Tutorial - Galton Board

By Filipe Chagas

What is a Galton Board? (from Wikipedia)

The Galton board, also known as the Galton box or quincunx or bean machine, is a device invented by Sir Francis Galton to demonstrate the central limit theorem, in particular that with sufficient sample size the binomial distribution approximates a normal distribution. Among its applications, it afforded insight into regression to the mean or “reversion to mediocrity”.

The Galton board consists of a vertical board with interleaved rows of pegs. Beads are dropped from the top and, when the device is level, bounce either left or right as they hit the pegs. Eventually they are collected into bins at the bottom, where the height of bead columns accumulated in the bins approximate a bell curve.
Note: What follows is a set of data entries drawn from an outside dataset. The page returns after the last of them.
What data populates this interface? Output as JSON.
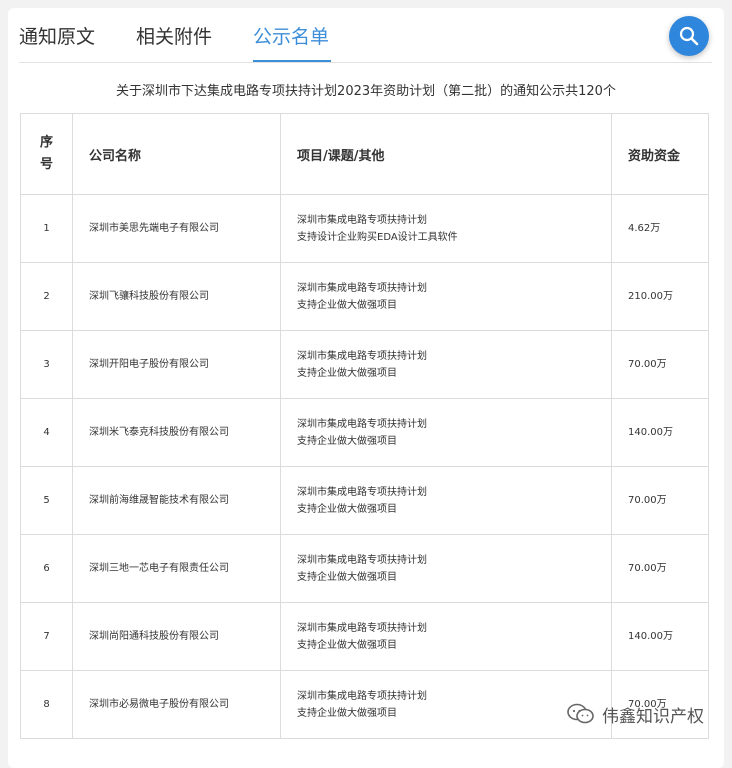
{
  "tabs": [
    {
      "label": "通知原文"
    },
    {
      "label": "相关附件"
    },
    {
      "label": "公示名单"
    }
  ],
  "active_tab": "公示名单",
  "search": {
    "icon": "search-icon"
  },
  "notice": "关于深圳市下达集成电路专项扶持计划2023年资助计划（第二批）的通知公示共120个",
  "table": {
    "headers": {
      "no": "序号",
      "company": "公司名称",
      "project": "项目/课题/其他",
      "amount": "资助资金"
    },
    "rows": [
      {
        "no": "1",
        "company": "深圳市美思先端电子有限公司",
        "project_line1": "深圳市集成电路专项扶持计划",
        "project_line2": "支持设计企业购买EDA设计工具软件",
        "amount": "4.62万"
      },
      {
        "no": "2",
        "company": "深圳飞骧科技股份有限公司",
        "project_line1": "深圳市集成电路专项扶持计划",
        "project_line2": "支持企业做大做强项目",
        "amount": "210.00万"
      },
      {
        "no": "3",
        "company": "深圳开阳电子股份有限公司",
        "project_line1": "深圳市集成电路专项扶持计划",
        "project_line2": "支持企业做大做强项目",
        "amount": "70.00万"
      },
      {
        "no": "4",
        "company": "深圳米飞泰克科技股份有限公司",
        "project_line1": "深圳市集成电路专项扶持计划",
        "project_line2": "支持企业做大做强项目",
        "amount": "140.00万"
      },
      {
        "no": "5",
        "company": "深圳前海维晟智能技术有限公司",
        "project_line1": "深圳市集成电路专项扶持计划",
        "project_line2": "支持企业做大做强项目",
        "amount": "70.00万"
      },
      {
        "no": "6",
        "company": "深圳三地一芯电子有限责任公司",
        "project_line1": "深圳市集成电路专项扶持计划",
        "project_line2": "支持企业做大做强项目",
        "amount": "70.00万"
      },
      {
        "no": "7",
        "company": "深圳尚阳通科技股份有限公司",
        "project_line1": "深圳市集成电路专项扶持计划",
        "project_line2": "支持企业做大做强项目",
        "amount": "140.00万"
      },
      {
        "no": "8",
        "company": "深圳市必易微电子股份有限公司",
        "project_line1": "深圳市集成电路专项扶持计划",
        "project_line2": "支持企业做大做强项目",
        "amount": "70.00万"
      }
    ]
  },
  "watermark": {
    "icon": "wechat-icon",
    "text": "伟鑫知识产权"
  },
  "colors": {
    "accent": "#3c8ed8",
    "search_button": "#2f86dd",
    "border": "#dcdcdc"
  }
}
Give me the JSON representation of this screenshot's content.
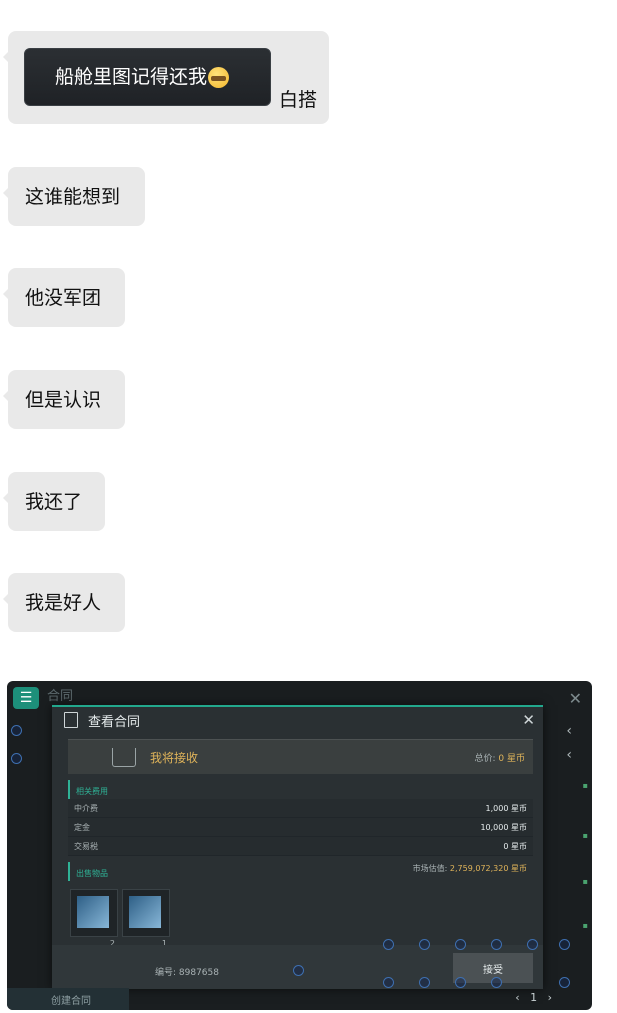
{
  "messages": [
    {
      "quote_text": "船舱里图记得还我",
      "quote_emoji": "grimace-emoji",
      "text": "白搭"
    },
    {
      "text": "这谁能想到"
    },
    {
      "text": "他没军团"
    },
    {
      "text": "但是认识"
    },
    {
      "text": "我还了"
    },
    {
      "text": "我是好人"
    }
  ],
  "screenshot": {
    "bg_title": "合同",
    "bottom_left_label": "创建合同",
    "dialog": {
      "title": "查看合同",
      "receive_label": "我将接收",
      "total_label": "总价:",
      "total_value": "0 星币",
      "fees_title": "相关费用",
      "fees": [
        {
          "label": "中介费",
          "value": "1,000 星币"
        },
        {
          "label": "定金",
          "value": "10,000 星币"
        },
        {
          "label": "交易税",
          "value": "0 星币"
        }
      ],
      "sale_title": "出售物品",
      "market_label": "市场估值:",
      "market_value": "2,759,072,320 星币",
      "items": [
        {
          "count": "2"
        },
        {
          "count": "1"
        }
      ],
      "contract_no": "编号: 8987658",
      "accept_label": "接受"
    }
  }
}
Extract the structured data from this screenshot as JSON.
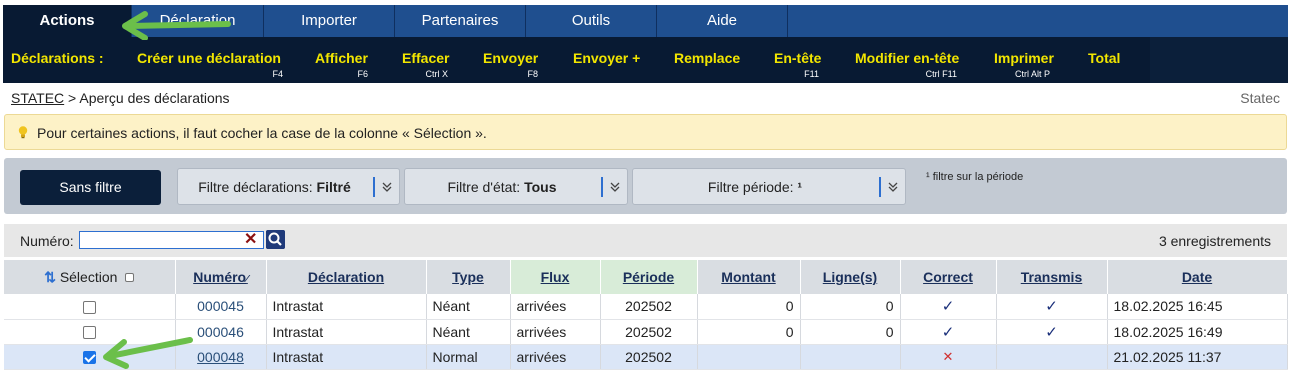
{
  "nav": {
    "tabs": [
      {
        "label": "Actions"
      },
      {
        "label": "Déclaration"
      },
      {
        "label": "Importer"
      },
      {
        "label": "Partenaires"
      },
      {
        "label": "Outils"
      },
      {
        "label": "Aide"
      }
    ]
  },
  "actions": {
    "title": "Déclarations :",
    "items": [
      {
        "label": "Créer une déclaration",
        "shortcut": "F4"
      },
      {
        "label": "Afficher",
        "shortcut": "F6"
      },
      {
        "label": "Effacer",
        "shortcut": "Ctrl X"
      },
      {
        "label": "Envoyer",
        "shortcut": "F8"
      },
      {
        "label": "Envoyer +",
        "shortcut": ""
      },
      {
        "label": "Remplace",
        "shortcut": ""
      },
      {
        "label": "En-tête",
        "shortcut": "F11"
      },
      {
        "label": "Modifier en-tête",
        "shortcut": "Ctrl F11"
      },
      {
        "label": "Imprimer",
        "shortcut": "Ctrl Alt P"
      },
      {
        "label": "Total",
        "shortcut": ""
      }
    ]
  },
  "breadcrumb": {
    "home": "STATEC",
    "separator": ">",
    "current": "Aperçu des déclarations",
    "site_label": "Statec"
  },
  "notice": {
    "icon": "lightbulb-icon",
    "text": "Pour certaines actions, il faut cocher la case de la colonne « Sélection »."
  },
  "filters": {
    "clear_button": "Sans filtre",
    "declarations": {
      "label": "Filtre déclarations:",
      "value": "Filtré"
    },
    "state": {
      "label": "Filtre d'état:",
      "value": "Tous"
    },
    "period": {
      "label": "Filtre période:",
      "value": "¹"
    },
    "note": "¹ filtre sur la période"
  },
  "search": {
    "label": "Numéro:",
    "value": "",
    "count": "3 enregistrements"
  },
  "table": {
    "headers": {
      "selection": "Sélection",
      "numero": "Numéro",
      "declaration": "Déclaration",
      "type": "Type",
      "flux": "Flux",
      "periode": "Période",
      "montant": "Montant",
      "lignes": "Ligne(s)",
      "correct": "Correct",
      "transmis": "Transmis",
      "date": "Date"
    },
    "rows": [
      {
        "checked": false,
        "numero": "000045",
        "declaration": "Intrastat",
        "type": "Néant",
        "flux": "arrivées",
        "periode": "202502",
        "montant": "0",
        "lignes": "0",
        "correct": "✓",
        "transmis": "✓",
        "date": "18.02.2025 16:45"
      },
      {
        "checked": false,
        "numero": "000046",
        "declaration": "Intrastat",
        "type": "Néant",
        "flux": "arrivées",
        "periode": "202502",
        "montant": "0",
        "lignes": "0",
        "correct": "✓",
        "transmis": "✓",
        "date": "18.02.2025 16:49"
      },
      {
        "checked": true,
        "numero": "000048",
        "declaration": "Intrastat",
        "type": "Normal",
        "flux": "arrivées",
        "periode": "202502",
        "montant": "",
        "lignes": "",
        "correct": "✕",
        "transmis": "",
        "date": "21.02.2025 11:37"
      }
    ]
  },
  "colors": {
    "nav_bg": "#1f4f8f",
    "action_bg": "#081a33",
    "action_text": "#f2e600",
    "notice_bg": "#fdf2c7",
    "annotation_arrow": "#6bbf4a"
  }
}
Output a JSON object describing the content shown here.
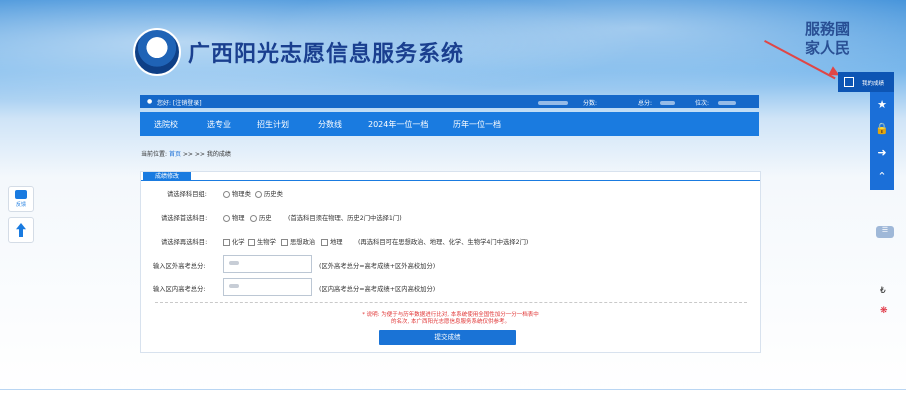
{
  "header": {
    "title": "广西阳光志愿信息服务系统",
    "calligraphy": "服務國家人民"
  },
  "userbar": {
    "greeting": "您好: [注销登录]",
    "score_label": "分数:",
    "total_label": "总分:",
    "rank_label": "位次:"
  },
  "nav": {
    "items": [
      "选院校",
      "选专业",
      "招生计划",
      "分数线",
      "2024年一位一档",
      "历年一位一档"
    ]
  },
  "breadcrumb": {
    "prefix": "当前位置:",
    "home": "首页",
    "sep": ">> >>",
    "current": "我的成绩"
  },
  "form": {
    "tab": "成绩修改",
    "subject_group": {
      "label": "请选择科目组:",
      "options": [
        "物理类",
        "历史类"
      ]
    },
    "primary": {
      "label": "请选择首选科目:",
      "options": [
        "物理",
        "历史"
      ],
      "hint": "(首选科目须在物理、历史2门中选择1门)"
    },
    "secondary": {
      "label": "请选择再选科目:",
      "options": [
        "化学",
        "生物学",
        "思想政治",
        "地理"
      ],
      "hint": "(再选科目可在思想政治、地理、化学、生物学4门中选择2门)"
    },
    "outside_total": {
      "label": "输入区外高考总分:",
      "hint": "(区外高考总分=高考成绩+区外高校加分)"
    },
    "inside_total": {
      "label": "输入区内高考总分:",
      "hint": "(区内高考总分=高考成绩+区内高校加分)"
    },
    "note_line1": "* 说明: 为便于与历年数据进行比对, 本系统使用全国性加分一分一档表中",
    "note_line2": "的名次, 本广西阳光志愿信息服务系统仅供参考。",
    "submit": "提交成绩"
  },
  "right_sidebar": {
    "score_popup": "我的成绩"
  },
  "left_float": {
    "feedback": "反馈"
  },
  "colors": {
    "primary": "#1a7be0",
    "dark_blue": "#1568c9",
    "note_red": "#e03434"
  }
}
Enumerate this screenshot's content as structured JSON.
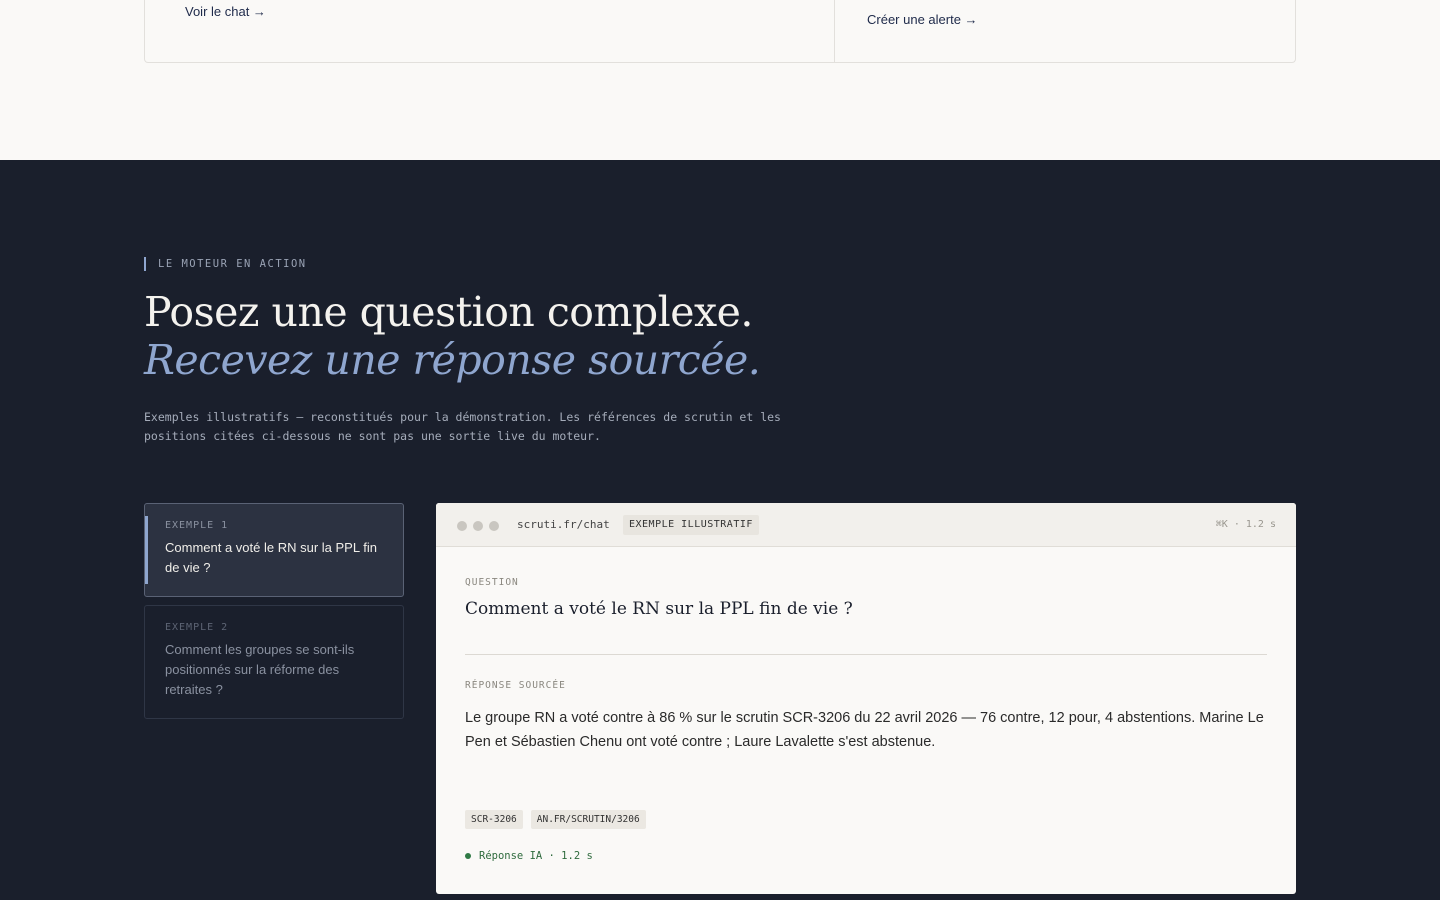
{
  "top": {
    "left_link": "Voir le chat →",
    "right_link": "Créer une alerte →"
  },
  "section": {
    "eyebrow": "LE MOTEUR EN ACTION",
    "headline": "Posez une question complexe.",
    "headline_italic": "Recevez une réponse sourcée.",
    "disclaimer": "Exemples illustratifs — reconstitués pour la démonstration. Les références de scrutin et les positions citées ci-dessous ne sont pas une sortie live du moteur."
  },
  "examples": [
    {
      "label": "EXEMPLE 1",
      "text": "Comment a voté le RN sur la PPL fin de vie ?"
    },
    {
      "label": "EXEMPLE 2",
      "text": "Comment les groupes se sont-ils positionnés sur la réforme des retraites ?"
    }
  ],
  "chat": {
    "url": "scruti.fr/chat",
    "badge": "EXEMPLE ILLUSTRATIF",
    "meta": "⌘K · 1.2 s",
    "question_label": "QUESTION",
    "question": "Comment a voté le RN sur la PPL fin de vie ?",
    "answer_label": "RÉPONSE SOURCÉE",
    "answer": "Le groupe RN a voté contre à 86 % sur le scrutin SCR-3206 du 22 avril 2026 — 76 contre, 12 pour, 4 abstentions. Marine Le Pen et Sébastien Chenu ont voté contre ; Laure Lavalette s'est abstenue.",
    "tags": [
      "SCR-3206",
      "AN.FR/SCRUTIN/3206"
    ],
    "status": "Réponse IA · 1.2 s"
  },
  "colors": {
    "dark_bg": "#1a1f2c",
    "accent": "#8fa6cf",
    "status_green": "#2f7a45"
  }
}
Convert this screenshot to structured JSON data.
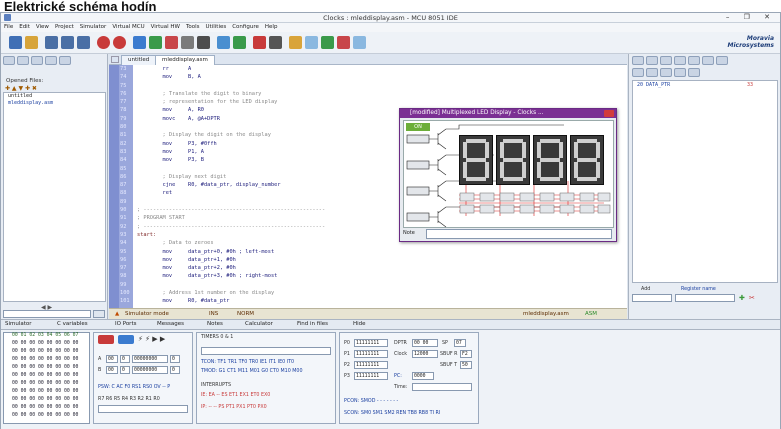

Overlaying Pascal’s triangle onto the pins shows the number of different paths that can be taken to get to each bin.

Galton Board gif

Simulation

First, we need to import packages we will use, that is PyMCSL, NumPy and PyPlot.

[1]:
import pymcsl as mcs
import numpy as np
import matplotlib.pyplot as plt

Now, we need to create a MonteCarloSimulationEnv instance. This environment will contain a variable ‘x’ of type int that will indicate the horizontal position of the bead along its trajectory to the bins. The starting position of all beads is 0.

For each bead, a sub-simulation will be performed (see the documentation for more on sub-simulations). As we want to simulate 1000 beads, the number of subsimulations will be set to 1000.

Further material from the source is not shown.